Литмир - Электронная Библиотека
A
A

Филон положил ладонь мне на руку и улыбнулся.

— Хорошая работа, парень, — шепнул он. — Очень хорошая.

Меня так трясло от смущения и отвращения к самому себе, что я не мог отвечать. Я оценил его доброту — оценил доброту всего суда, перед которым была представлена, наверное, худшая судебная речь из всех когда-либо произнесённых в Риме, — но понял, что если какой-нибудь адвокат подводил своего клиента по собственной глупости, то этот адвокат был я. Я готов был заползти в яму и попросить насыпать сверху кучу земли.

23

Мы выиграли дело решением значительного большинства присяжных.

Когда подсчитали голоса, я не мог в это поверить. Я просто рухнул на место, как будто мне дали молотком между глаз, словно телёнку, которого хотят забить.

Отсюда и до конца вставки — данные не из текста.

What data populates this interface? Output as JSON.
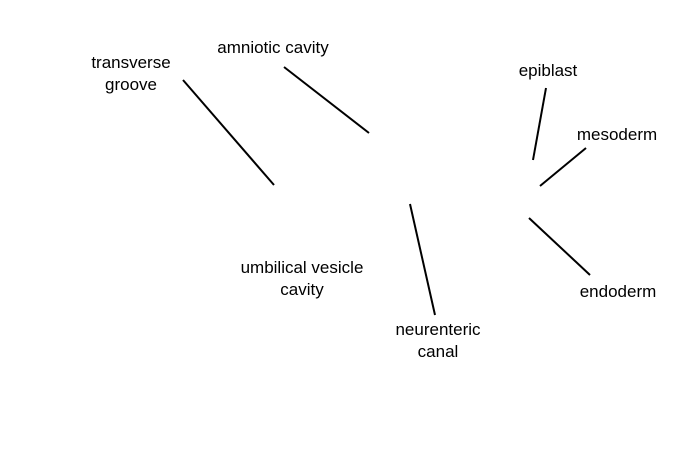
{
  "labels": {
    "transverse_groove": [
      "transverse",
      "groove"
    ],
    "amniotic_cavity": "amniotic cavity",
    "epiblast": "epiblast",
    "mesoderm": "mesoderm",
    "endoderm": "endoderm",
    "umbilical_vesicle_cavity": [
      "umbilical vesicle",
      "cavity"
    ],
    "neurenteric_canal": [
      "neurenteric",
      "canal"
    ]
  },
  "colors": {
    "background": "#ffffff",
    "text": "#000000",
    "leader_lines": "#000000"
  }
}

Нельзя сказать, что Филон был на исключительной высоте. Его речи были довольно умелые, перекрёстные допросы он проводил со знанием дела, но всё это едва ли производило впечатление. Да и Барбат не сделал никаких серьёзных ошибок; если они и были, то всё равно его формально-юридическое исполнение было лучше, а его помощник (чьё имя я теперь уже не вспомню) сделал свою работу мастерски, В том, что мы выиграли, должна была быть какая-то другая причина. Когда судьи встали и раздались хлопки и начались поздравления, я понял; что не могу принять в этом участие. Я почувствовал себя истощённым и потерянным и даже каким-то нечистым.

   — Ну, Публий, — Котта прорвался сквозь группу улыбающихся, смеющихся и выражающих свой восторг людей и обнял меня за плечи, — тебя сейчас разорвут, непременно. Я знал, что ты сможешь это сделать.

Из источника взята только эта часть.